10. Uluslararası göç bağlamında insan ticaretinin önlenmesi, mücadele edilmesi ve ortadan kaldırılması

11. Sınırların uyumlu ve güvenli bir şekilde yönetilmesi

12. Göçmenlerin uygun değerlendirilebilmesi için göç prosedürlerinin geliştirilmesi

13. Göçmenleri engellemenin son çare olarak kullanılması

14. Konsolosluk koruması, yardımı ve işbirliğinin geliştirilmesi

15. Her göçmenin temel kaynak ve imkanlara ulaşmasının sağlanması

16. Göçmen ve toplum arasındaki uyum ve birliğin güçlendirilmesi için çalışılması

17. Her türlü ayrımcılığa son vermek ve toplumda sağlıklı bir göç algısı oluşturmak için çalışmalar sürdürülmesi

18. Göçmenlerin becerilerinin tanınması ve geliştirilmesinin önünün açılması

19. Göçmenlere ülkeye katkı yapmasını sağlayacak şartlar sağlanması

20. Göçmenlerin ekonomiye katılabilmeleri için hızlı ve güvenli bir havale sisteminin oluşturulması

21. Göçmenlerin güvenli ve sağlıklı bir şekilde ülkelerine dönebilmeleri için ve ülkelerine tekrar entegre olabilmeleri için işbirliği sağlanması

22. Kazandıkları hak ve güvenliklerin, göç esnasında sürekli olmasını sağlayacak bir mekanizmanın oluşturulması

23. Güvenli, kurallı ve düzenli bir göç için uluslararası işbirliğinin arttırılması

Olmak üzere 23 hedef içeren anlaşmanın ulusal egemenliklerini sınırlayacağını ileri süren ülkeler, anlaşma metninde yer alan birçok unsurun ulusal göç politikalarıyla çeliştiğini ileri sürüyor.

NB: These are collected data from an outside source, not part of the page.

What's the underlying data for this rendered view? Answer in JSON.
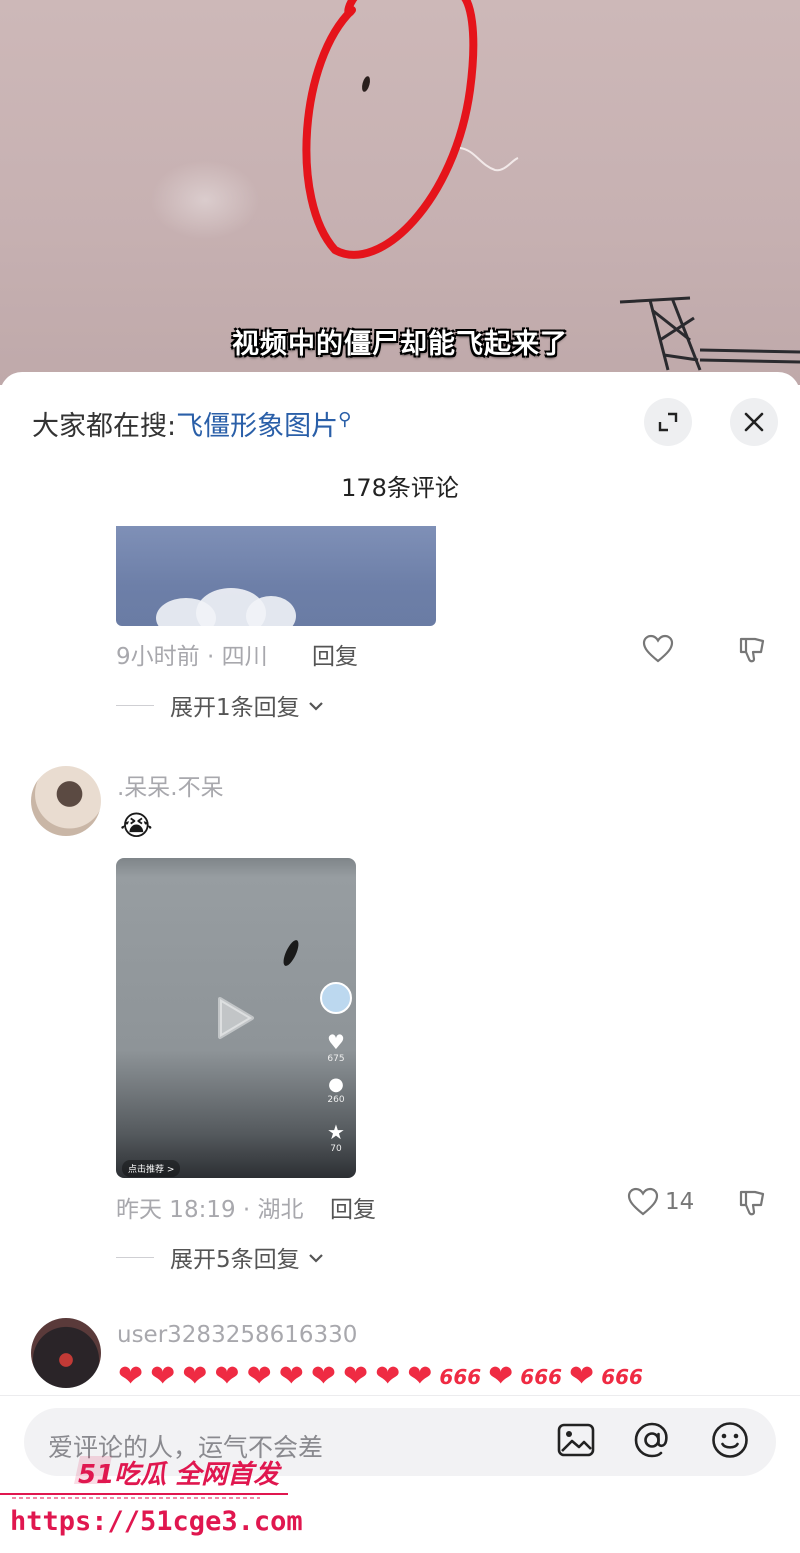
{
  "video": {
    "subtitle": "视频中的僵尸却能飞起来了"
  },
  "sheet": {
    "search_prefix": "大家都在搜:",
    "search_keyword": "飞僵形象图片",
    "comment_count_title": "178条评论"
  },
  "comments": [
    {
      "meta": "9小时前 · 四川",
      "reply_label": "回复",
      "likes": "",
      "expand_label": "展开1条回复"
    },
    {
      "username": ".呆呆.不呆",
      "emoji": "😭",
      "video_thumb": {
        "likes": "675",
        "comments": "260",
        "favorites": "70",
        "bottom_label": "点击推荐 >"
      },
      "meta": "昨天 18:19 · 湖北",
      "reply_label": "回复",
      "likes": "14",
      "expand_label": "展开5条回复"
    },
    {
      "username": "user3283258616330",
      "content_icons": [
        "heart",
        "heart",
        "heart",
        "heart",
        "heart",
        "heart",
        "heart",
        "heart",
        "heart",
        "heart",
        "666",
        "heart",
        "666",
        "heart",
        "666"
      ]
    }
  ],
  "input": {
    "placeholder": "爱评论的人，运气不会差"
  },
  "watermark": {
    "brand": "51吃瓜 全网首发",
    "url": "https://51cge3.com"
  },
  "colors": {
    "accent_link": "#2a5fa8",
    "heart_red": "#ef2b43",
    "watermark": "#e0174f",
    "circle_mark": "#e5141b"
  }
}
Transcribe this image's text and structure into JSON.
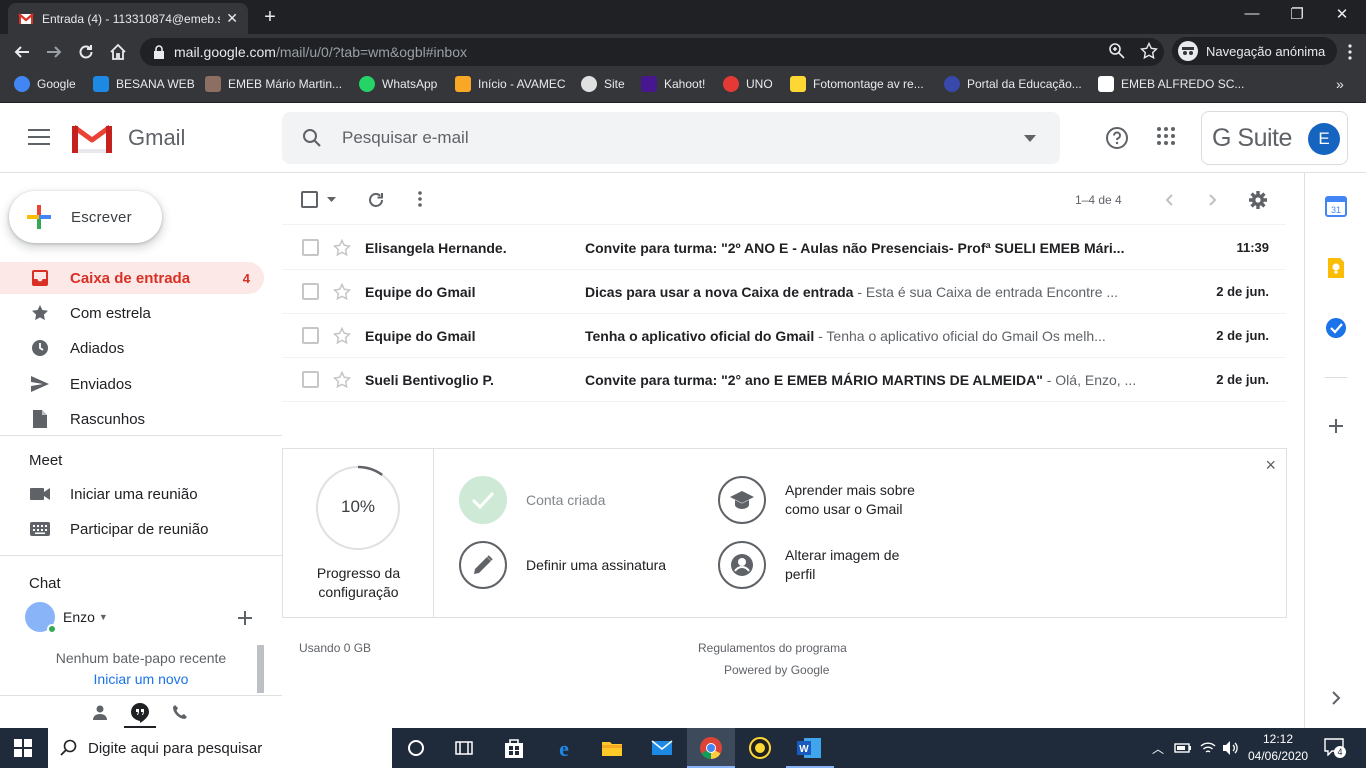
{
  "browser": {
    "tab_title": "Entrada (4) - 113310874@emeb.s",
    "url_host": "mail.google.com",
    "url_path": "/mail/u/0/?tab=wm&ogbl#inbox",
    "profile_label": "Navegação anónima"
  },
  "bookmarks": [
    {
      "label": "Google",
      "color": "#4285f4"
    },
    {
      "label": "BESANA WEB",
      "color": "#1e88e5"
    },
    {
      "label": "EMEB Mário Martin...",
      "color": "#8d6e63"
    },
    {
      "label": "WhatsApp",
      "color": "#25d366"
    },
    {
      "label": "Início - AVAMEC",
      "color": "#f9a825"
    },
    {
      "label": "Site",
      "color": "#e0e0e0"
    },
    {
      "label": "Kahoot!",
      "color": "#46178f"
    },
    {
      "label": "UNO",
      "color": "#e53935"
    },
    {
      "label": "Fotomontage av re...",
      "color": "#fdd835"
    },
    {
      "label": "Portal da Educação...",
      "color": "#3949ab"
    },
    {
      "label": "EMEB ALFREDO SC...",
      "color": "#ffffff"
    }
  ],
  "gmail": {
    "logo_text": "Gmail",
    "search_placeholder": "Pesquisar e-mail",
    "gsuite_text": "G Suite",
    "avatar_letter": "E"
  },
  "sidebar": {
    "compose_label": "Escrever",
    "items": [
      {
        "label": "Caixa de entrada",
        "count": "4"
      },
      {
        "label": "Com estrela"
      },
      {
        "label": "Adiados"
      },
      {
        "label": "Enviados"
      },
      {
        "label": "Rascunhos"
      }
    ],
    "meet_title": "Meet",
    "meet_items": [
      {
        "label": "Iniciar uma reunião"
      },
      {
        "label": "Participar de reunião"
      }
    ],
    "chat_title": "Chat",
    "chat_user": "Enzo",
    "no_chat": "Nenhum bate-papo recente",
    "start_new": "Iniciar um novo"
  },
  "toolbar": {
    "pagination": "1–4 de 4"
  },
  "emails": [
    {
      "sender": "Elisangela Hernande.",
      "subject": "Convite para turma: \"2º ANO E - Aulas não Presenciais- Profª SUELI EMEB Mári...",
      "snippet": "",
      "date": "11:39"
    },
    {
      "sender": "Equipe do Gmail",
      "subject": "Dicas para usar a nova Caixa de entrada",
      "snippet": " - Esta é sua Caixa de entrada Encontre ...",
      "date": "2 de jun."
    },
    {
      "sender": "Equipe do Gmail",
      "subject": "Tenha o aplicativo oficial do Gmail",
      "snippet": " - Tenha o aplicativo oficial do Gmail Os melh...",
      "date": "2 de jun."
    },
    {
      "sender": "Sueli Bentivoglio P.",
      "subject": "Convite para turma: \"2° ano E EMEB MÁRIO MARTINS DE ALMEIDA\"",
      "snippet": " - Olá, Enzo, ...",
      "date": "2 de jun."
    }
  ],
  "setup": {
    "progress_percent": 10,
    "progress_text": "10%",
    "progress_label_1": "Progresso da",
    "progress_label_2": "configuração",
    "tasks": [
      {
        "line1": "Conta criada",
        "line2": ""
      },
      {
        "line1": "Aprender mais sobre",
        "line2": "como usar o Gmail"
      },
      {
        "line1": "Definir uma assinatura",
        "line2": ""
      },
      {
        "line1": "Alterar imagem de",
        "line2": "perfil"
      }
    ],
    "close_label": "×"
  },
  "footer": {
    "storage": "Usando 0 GB",
    "policies": "Regulamentos do programa",
    "powered": "Powered by Google"
  },
  "taskbar": {
    "search_placeholder": "Digite aqui para pesquisar",
    "time": "12:12",
    "date": "04/06/2020",
    "notif_count": "4"
  },
  "colors": {
    "gmail_red": "#d93025",
    "blue_accent": "#1a73e8",
    "active_bg": "#fce8e6"
  }
}
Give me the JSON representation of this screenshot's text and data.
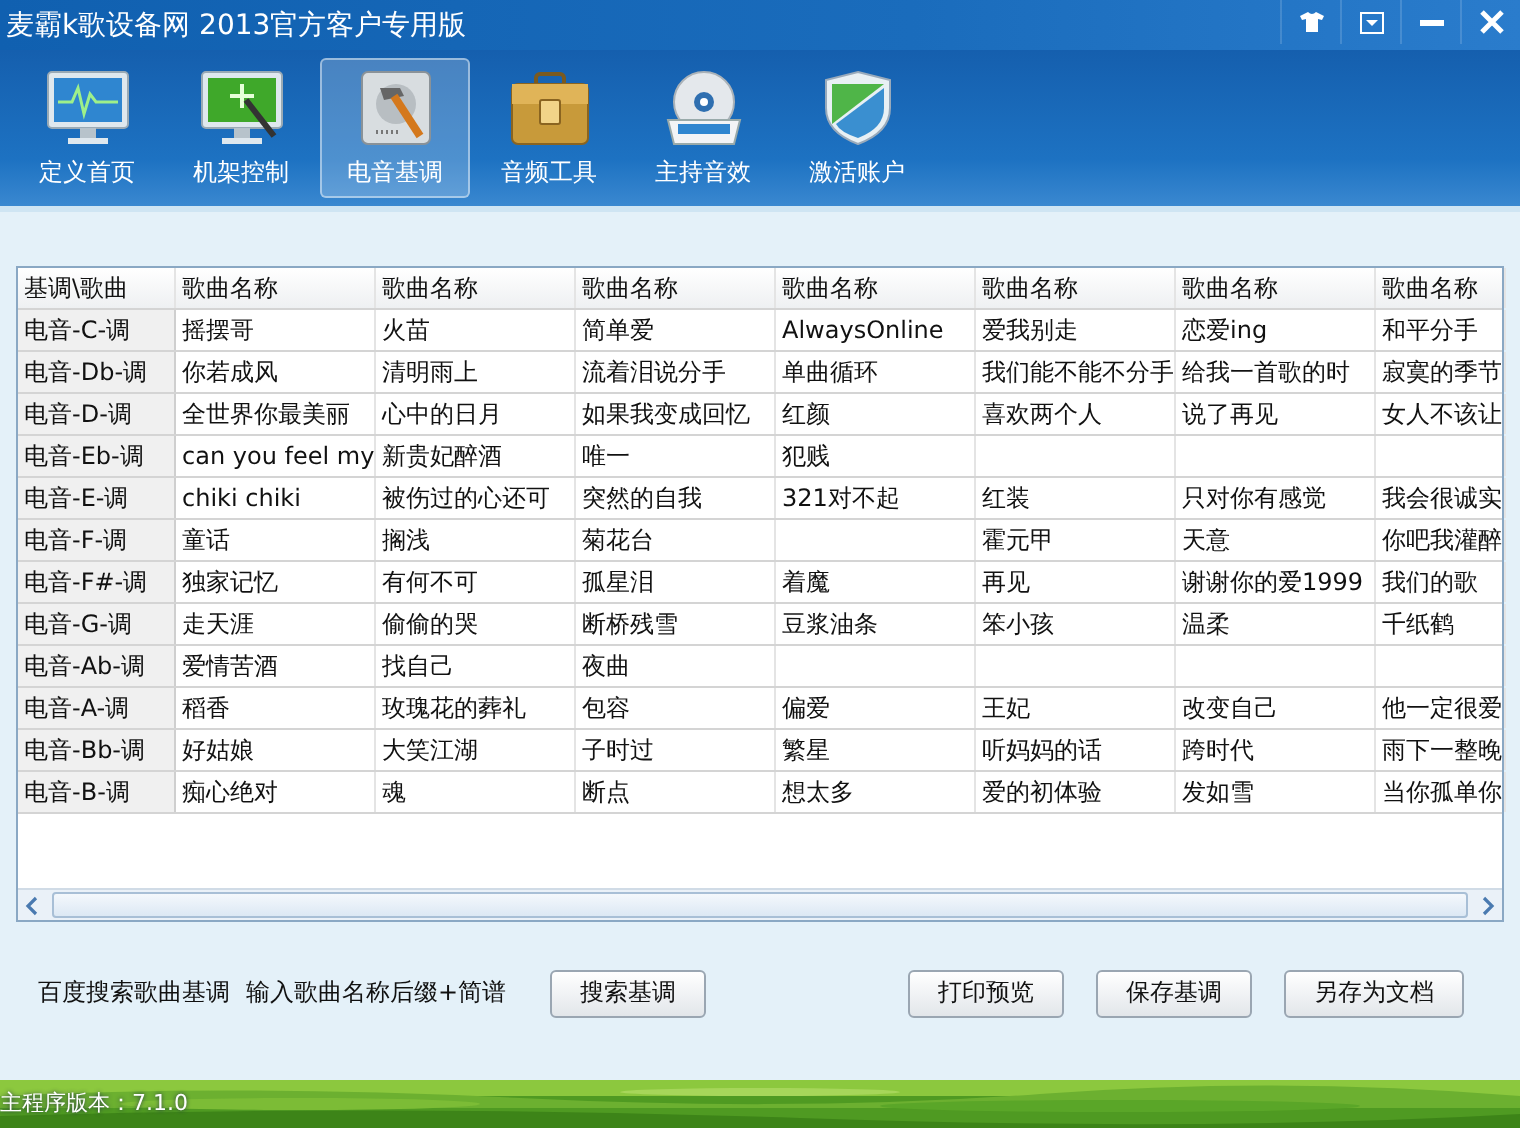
{
  "window": {
    "title": "麦霸k歌设备网 2013官方客户专用版"
  },
  "toolbar": [
    {
      "label": "定义首页",
      "selected": false
    },
    {
      "label": "机架控制",
      "selected": false
    },
    {
      "label": "电音基调",
      "selected": true
    },
    {
      "label": "音频工具",
      "selected": false
    },
    {
      "label": "主持音效",
      "selected": false
    },
    {
      "label": "激活账户",
      "selected": false
    }
  ],
  "table": {
    "columns": [
      "基调\\歌曲",
      "歌曲名称",
      "歌曲名称",
      "歌曲名称",
      "歌曲名称",
      "歌曲名称",
      "歌曲名称",
      "歌曲名称"
    ],
    "rows": [
      [
        "电音-C-调",
        "摇摆哥",
        "火苗",
        "简单爱",
        "AlwaysOnline",
        "爱我别走",
        "恋爱ing",
        "和平分手"
      ],
      [
        "电音-Db-调",
        "你若成风",
        "清明雨上",
        "流着泪说分手",
        "单曲循环",
        "我们能不能不分手",
        "给我一首歌的时",
        "寂寞的季节"
      ],
      [
        "电音-D-调",
        "全世界你最美丽",
        "心中的日月",
        "如果我变成回忆",
        "红颜",
        "喜欢两个人",
        "说了再见",
        "女人不该让"
      ],
      [
        "电音-Eb-调",
        "can you feel my",
        "新贵妃醉酒",
        "唯一",
        "犯贱",
        null,
        null,
        null
      ],
      [
        "电音-E-调",
        "chiki chiki",
        "被伤过的心还可",
        "突然的自我",
        "321对不起",
        "红装",
        "只对你有感觉",
        "我会很诚实"
      ],
      [
        "电音-F-调",
        "童话",
        "搁浅",
        "菊花台",
        null,
        "霍元甲",
        "天意",
        "你吧我灌醉"
      ],
      [
        "电音-F#-调",
        "独家记忆",
        "有何不可",
        "孤星泪",
        "着魔",
        "再见",
        "谢谢你的爱1999",
        "我们的歌"
      ],
      [
        "电音-G-调",
        "走天涯",
        "偷偷的哭",
        "断桥残雪",
        "豆浆油条",
        "笨小孩",
        "温柔",
        "千纸鹤"
      ],
      [
        "电音-Ab-调",
        "爱情苦酒",
        "找自己",
        "夜曲",
        null,
        null,
        null,
        null
      ],
      [
        "电音-A-调",
        "稻香",
        "玫瑰花的葬礼",
        "包容",
        "偏爱",
        "王妃",
        "改变自己",
        "他一定很爱"
      ],
      [
        "电音-Bb-调",
        "好姑娘",
        "大笑江湖",
        "子时过",
        "繁星",
        "听妈妈的话",
        "跨时代",
        "雨下一整晚"
      ],
      [
        "电音-B-调",
        "痴心绝对",
        "魂",
        "断点",
        "想太多",
        "爱的初体验",
        "发如雪",
        "当你孤单你"
      ]
    ]
  },
  "search_hint": {
    "label": "百度搜索歌曲基调",
    "hint": "输入歌曲名称后缀+简谱"
  },
  "buttons": [
    {
      "kind": "search",
      "label": "搜索基调"
    },
    {
      "kind": "action",
      "label": "打印预览"
    },
    {
      "kind": "action",
      "label": "保存基调"
    },
    {
      "kind": "action",
      "label": "另存为文档"
    }
  ],
  "status_bar": {
    "version": "主程序版本：7.1.0"
  }
}
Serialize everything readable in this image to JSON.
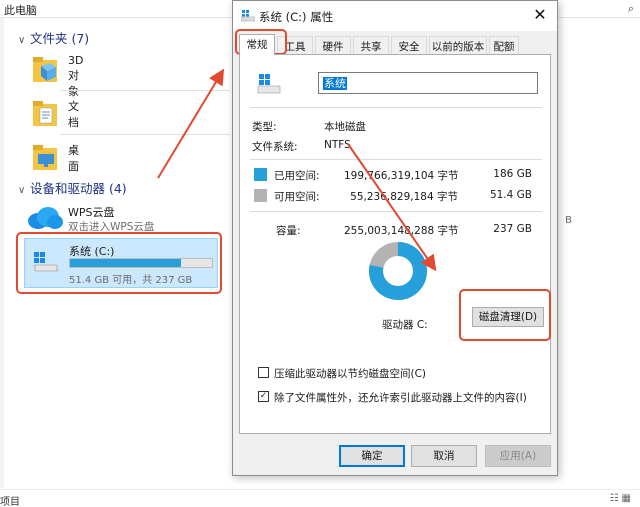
{
  "explorer": {
    "address": "此电脑",
    "search_icon": "search-icon",
    "sections": {
      "folders_title": "文件夹 (7)",
      "devices_title": "设备和驱动器 (4)"
    },
    "folders": [
      {
        "label": "3D 对象"
      },
      {
        "label": "文档"
      },
      {
        "label": "桌面"
      }
    ],
    "wps": {
      "name": "WPS云盘",
      "subtitle": "双击进入WPS云盘"
    },
    "drive": {
      "name": "系统 (C:)",
      "summary": "51.4 GB 可用，共 237 GB",
      "used_fraction": 0.783
    },
    "status_text": "项目",
    "right_peek": "B"
  },
  "dialog": {
    "title": "系统 (C:) 属性",
    "tabs": [
      "常规",
      "工具",
      "硬件",
      "共享",
      "安全",
      "以前的版本",
      "配额"
    ],
    "name_value": "系统",
    "type_label": "类型:",
    "type_value": "本地磁盘",
    "fs_label": "文件系统:",
    "fs_value": "NTFS",
    "used_label": "已用空间:",
    "used_bytes": "199,766,319,104 字节",
    "used_size": "186 GB",
    "free_label": "可用空间:",
    "free_bytes": "55,236,829,184 字节",
    "free_size": "51.4 GB",
    "capacity_label": "容量:",
    "capacity_bytes": "255,003,148,288 字节",
    "capacity_size": "237 GB",
    "drive_caption": "驱动器 C:",
    "cleanup_button": "磁盘清理(D)",
    "compress_option": "压缩此驱动器以节约磁盘空间(C)",
    "index_option": "除了文件属性外，还允许索引此驱动器上文件的内容(I)",
    "compress_checked": false,
    "index_checked": true,
    "ok_button": "确定",
    "cancel_button": "取消",
    "apply_button": "应用(A)",
    "used_fraction": 0.783
  },
  "colors": {
    "used": "#26a0da",
    "free": "#b3b3b3",
    "annotation": "#e04a2f",
    "selection": "#0078d7"
  }
}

Özellikle Avrupa'da artan milliyetçilik göçmen karşıtı protestoların artmasına sebep oluyor.

Avusturya’nın 1955’de bağımsızlığını ilan etmesinin ardından ilk defa uluslararası bir anlaşmaya katılmaması ve Avrupa Birliği (AB) Konseyi Dönem Başkanı olarak imza atmayacağını açıklaması, özellikle komşu ülkelerde de anlaşmaya yönelik itirazların yükselmesine neden oldu. Polonya, Çekya, Hırvatistan ve İsviçre gibi ülkeler ise anlaşmaya ilişkin çekincelerini dile getirerek, küresel pakta imza atmamayı düşünüyor. Başta Avrupa olmak üzere dünya genelindeki aşırı sağcı parti ve oluşumlar, BM’nin göç anlaşmasına karşı çıkıyor.

BM Genel Sekreteri Antonio Guterres, anlaşmaya imza atmak istemeyen ülkelere tepki göstermiş ve anlaşmaya BM üyesi ülkelerin büyük bir çoğunluğunun katılım göstereceğine inandığını söylemişti.